Il ne m’a fallu que 10 minutes pour trouver une personne dans mon réseau prête à m’inviter.

Il s’agissait de Jean-Patrice Rémillard, un musicien de mes amis. Il voit dans cette app un beau potentiel: «Je pense que Clubhouse va devenir un gros joueur. Il y a un besoin criant de communauté actuellement, et cette app est cool, car on n’est pas dans le paraître, comme avec Instagram. Ce qui rend les gens intéressants sur Clubhouse, c’est la qualité de leurs propos.»

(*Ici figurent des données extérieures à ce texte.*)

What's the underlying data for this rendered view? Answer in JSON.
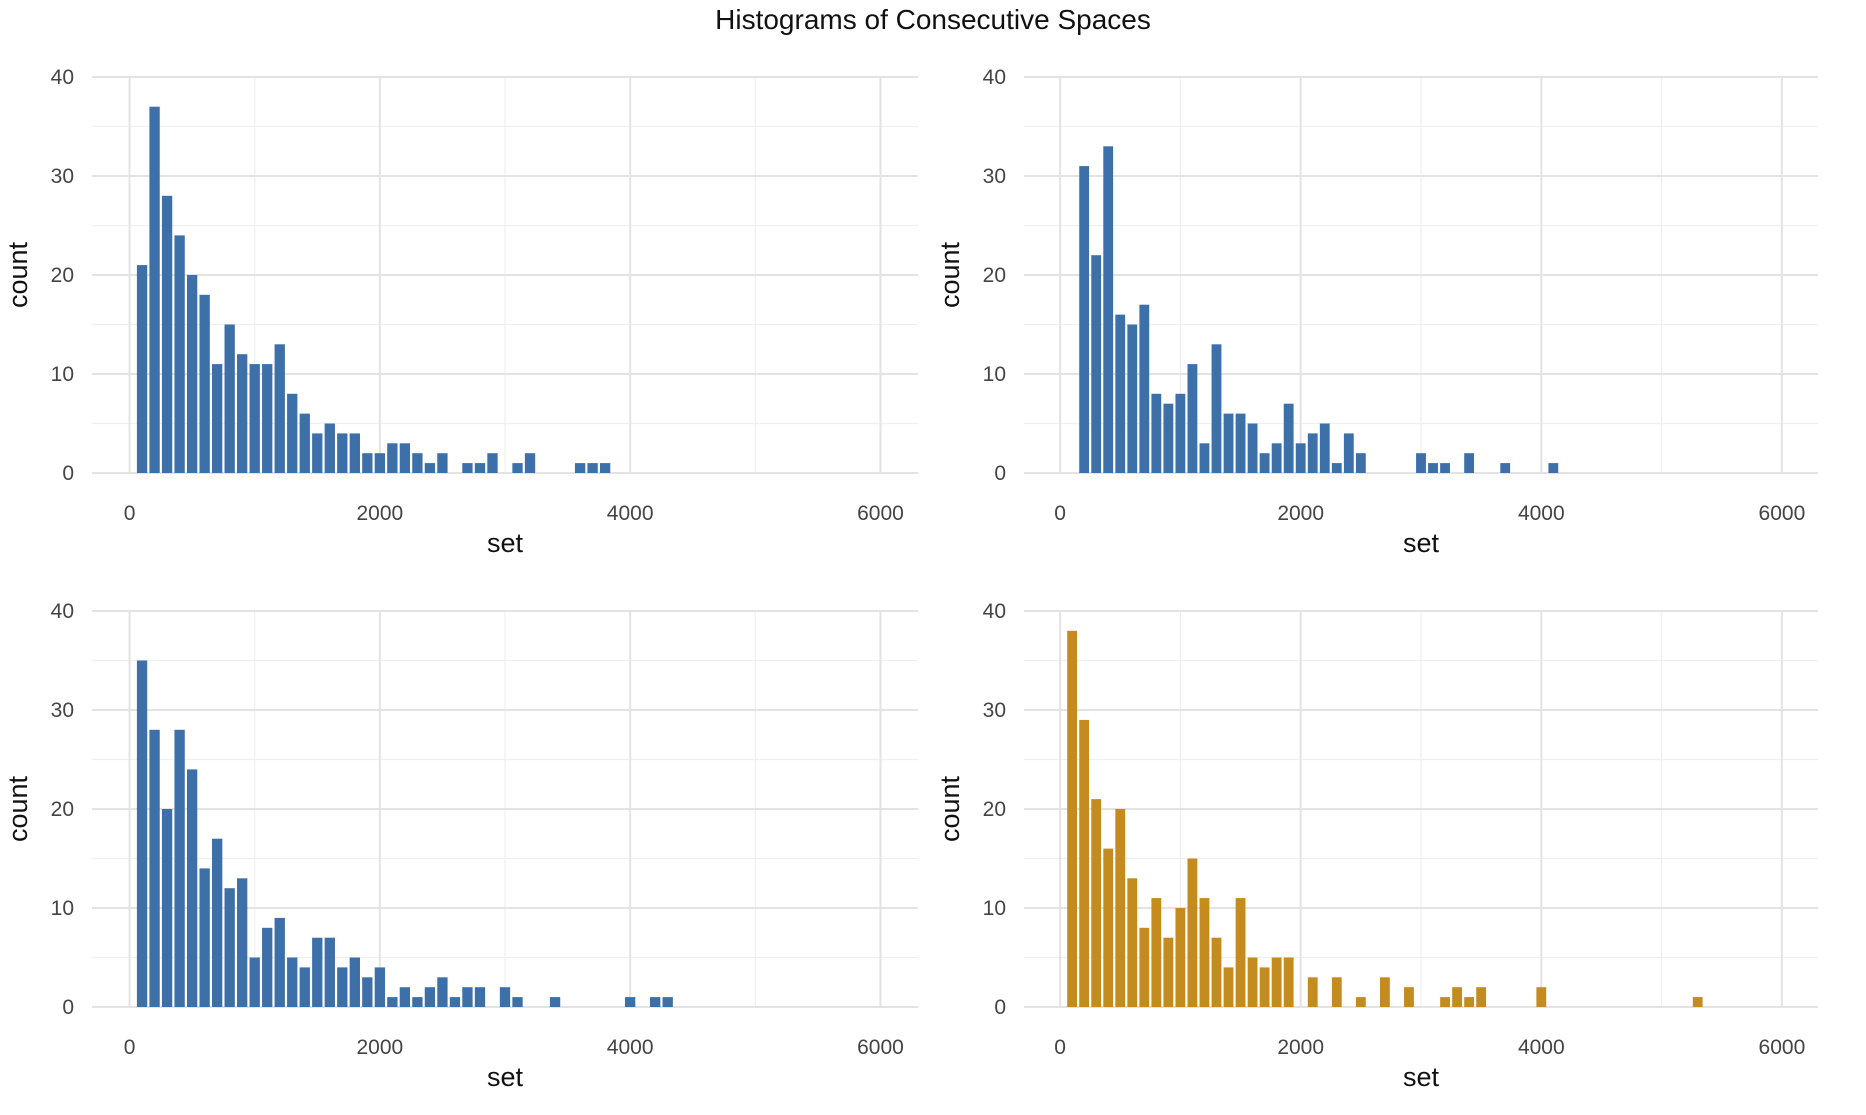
{
  "title": "Histograms of Consecutive Spaces",
  "colors": {
    "blue": "#3d6fa8",
    "gold": "#c48b1f",
    "grid_major": "#e3e3e3",
    "grid_minor": "#f0f0f0",
    "tick_text": "#444444",
    "axis_title": "#111111"
  },
  "chart_data": [
    {
      "type": "bar",
      "position": "top-left",
      "color": "#3d6fa8",
      "xlabel": "set",
      "ylabel": "count",
      "xlim": [
        -300,
        6300
      ],
      "ylim": [
        0,
        40
      ],
      "xticks": [
        "0",
        "2000",
        "4000",
        "6000"
      ],
      "yticks": [
        "0",
        "10",
        "20",
        "30",
        "40"
      ],
      "binwidth": 100,
      "x": [
        100,
        200,
        300,
        400,
        500,
        600,
        700,
        800,
        900,
        1000,
        1100,
        1200,
        1300,
        1400,
        1500,
        1600,
        1700,
        1800,
        1900,
        2000,
        2100,
        2200,
        2300,
        2400,
        2500,
        2700,
        2800,
        2900,
        3100,
        3200,
        3600,
        3700,
        3800
      ],
      "values": [
        21,
        37,
        28,
        24,
        20,
        18,
        11,
        15,
        12,
        11,
        11,
        13,
        8,
        6,
        4,
        5,
        4,
        4,
        2,
        2,
        3,
        3,
        2,
        1,
        2,
        1,
        1,
        2,
        1,
        2,
        1,
        1,
        1
      ]
    },
    {
      "type": "bar",
      "position": "top-right",
      "color": "#3d6fa8",
      "xlabel": "set",
      "ylabel": "count",
      "xlim": [
        -300,
        6300
      ],
      "ylim": [
        0,
        40
      ],
      "xticks": [
        "0",
        "2000",
        "4000",
        "6000"
      ],
      "yticks": [
        "0",
        "10",
        "20",
        "30",
        "40"
      ],
      "binwidth": 100,
      "x": [
        200,
        300,
        400,
        500,
        600,
        700,
        800,
        900,
        1000,
        1100,
        1200,
        1300,
        1400,
        1500,
        1600,
        1700,
        1800,
        1900,
        2000,
        2100,
        2200,
        2300,
        2400,
        2500,
        3000,
        3100,
        3200,
        3400,
        3700,
        4100
      ],
      "values": [
        31,
        22,
        33,
        16,
        15,
        17,
        8,
        7,
        8,
        11,
        3,
        13,
        6,
        6,
        5,
        2,
        3,
        7,
        3,
        4,
        5,
        1,
        4,
        2,
        2,
        1,
        1,
        2,
        1,
        1
      ]
    },
    {
      "type": "bar",
      "position": "bottom-left",
      "color": "#3d6fa8",
      "xlabel": "set",
      "ylabel": "count",
      "xlim": [
        -300,
        6300
      ],
      "ylim": [
        0,
        40
      ],
      "xticks": [
        "0",
        "2000",
        "4000",
        "6000"
      ],
      "yticks": [
        "0",
        "10",
        "20",
        "30",
        "40"
      ],
      "binwidth": 100,
      "x": [
        100,
        200,
        300,
        400,
        500,
        600,
        700,
        800,
        900,
        1000,
        1100,
        1200,
        1300,
        1400,
        1500,
        1600,
        1700,
        1800,
        1900,
        2000,
        2100,
        2200,
        2300,
        2400,
        2500,
        2600,
        2700,
        2800,
        3000,
        3100,
        3400,
        4000,
        4200,
        4300
      ],
      "values": [
        35,
        28,
        20,
        28,
        24,
        14,
        17,
        12,
        13,
        5,
        8,
        9,
        5,
        4,
        7,
        7,
        4,
        5,
        3,
        4,
        1,
        2,
        1,
        2,
        3,
        1,
        2,
        2,
        2,
        1,
        1,
        1,
        1,
        1
      ]
    },
    {
      "type": "bar",
      "position": "bottom-right",
      "color": "#c48b1f",
      "xlabel": "set",
      "ylabel": "count",
      "xlim": [
        -300,
        6300
      ],
      "ylim": [
        0,
        40
      ],
      "xticks": [
        "0",
        "2000",
        "4000",
        "6000"
      ],
      "yticks": [
        "0",
        "10",
        "20",
        "30",
        "40"
      ],
      "binwidth": 100,
      "x": [
        100,
        200,
        300,
        400,
        500,
        600,
        700,
        800,
        900,
        1000,
        1100,
        1200,
        1300,
        1400,
        1500,
        1600,
        1700,
        1800,
        1900,
        2100,
        2300,
        2500,
        2700,
        2900,
        3200,
        3300,
        3400,
        3500,
        4000,
        5300
      ],
      "values": [
        38,
        29,
        21,
        16,
        20,
        13,
        8,
        11,
        7,
        10,
        15,
        11,
        7,
        4,
        11,
        5,
        4,
        5,
        5,
        3,
        3,
        1,
        3,
        2,
        1,
        2,
        1,
        2,
        2,
        1
      ]
    }
  ]
}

En ouvrant l’app, on est invité à sélectionner nos intérêts, puis on nous suggère des personnes à suivre. Rapidement, on se retrouve avec une liste de «conversations» à écouter en direct.

Je suis tombé sur un panel auquel participait Marc Randolph, l’un des fondateurs de Netflix. Il donne aujourd’hui des conférences sur la gestion d’entreprise. 1500 personnes écoutaient avec moi ce qu’il avait à dire et pouvaient lui poser des questions.

En faisant défiler la liste des conversations, baptisées «Rooms», j’ai vu des discussions sur une panoplie de sujets, y compris un débat sur «Star Wars vs. Planet of the Apes». On trouve aussi beaucoup de consultants qui prodiguent des conseils à propos du carré de sable qu’ils connaissent – ventes, marketing ou ressources humaines.

En revanche, je n’ai trouvé aucune discussion en français.

Il semble donc y avoir là une occasion à saisir pour les influenceurs francophones souhaitant investir une plate-forme émergente.

Reste aussi à trouver un modèle d’affaires viable pour cette idée. Ça viendra assez vite, n’ayez crainte…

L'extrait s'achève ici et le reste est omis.